The way that we use our technology is influenced by our psychological state and our health. How fast we type, how steady we hold our smart phone, and how often we check our phone can be indicators of mood and anxiety. The pattern of battery charging tells us about circadian rhythm and sleep disruption. Every smart phone contains powerful digital sensors that can be used to monitor these “phone behaviors”, which can be viewed as phenotypes of our psychological and physiological state. By mining the sensor data generated by smart phones it is possible to passively detect changes in a person’s behavior, and algorithms can then be used to help predict specific psychological constructs and potentially deliver personalized behavioral interventions. This concept was first explored by the MIT Media Lab in 2011 as part of early work on Android (funf.org) and a subsequent start-up company (Behavio), and was refined and formally named “Digital Phenotyping” by Jukka Onnela in ~2015.

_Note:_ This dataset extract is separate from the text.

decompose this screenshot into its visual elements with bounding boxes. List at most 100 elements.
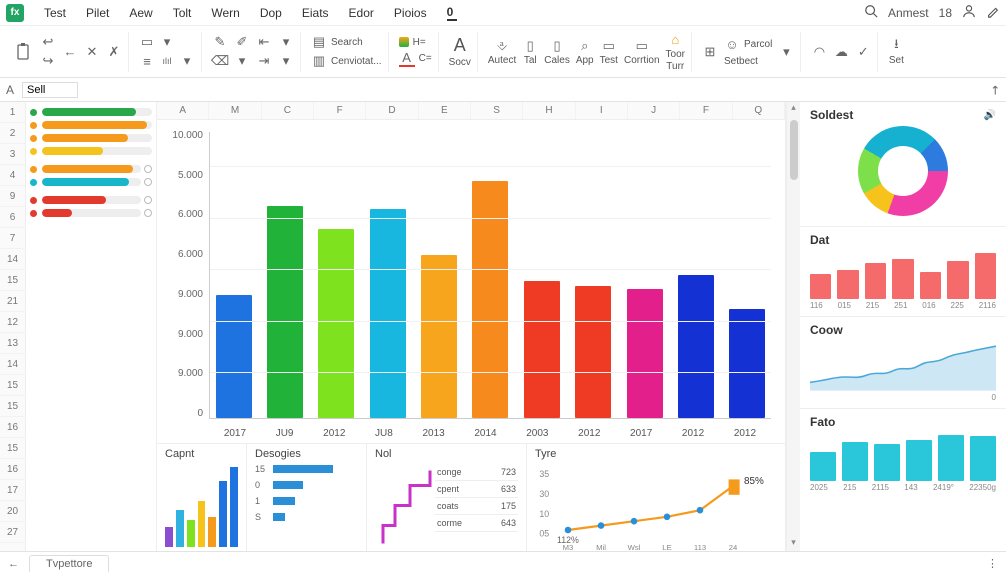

There are many people who cannot use, or cannot afford, wearable sensors. In these circumstances, the existing sensors embedded in smart phones can be used to passively collect data from users, after consent and permission is given. In addition to these sensor data, other digital phone information, such as call/SMS activity and GPS location can also be used to explore other dimensions of user behavior and mobility.
Our group has developed it own digital phenotyping platform and algorithms, with particular emphasis on preserving privacy and anonymity to enable mobile health researchers to make use of smart phone data. Applications include substance abuse and bipolar disorder. In addition to smart phones, digital phenotyping data are also available from other devices in our environment, which can range from light switches, televisions, refrigerators, and other digital appliances. Smart home digital phenotyping is now developing into its own field of research with applications to patient monitoring, senior care and aging.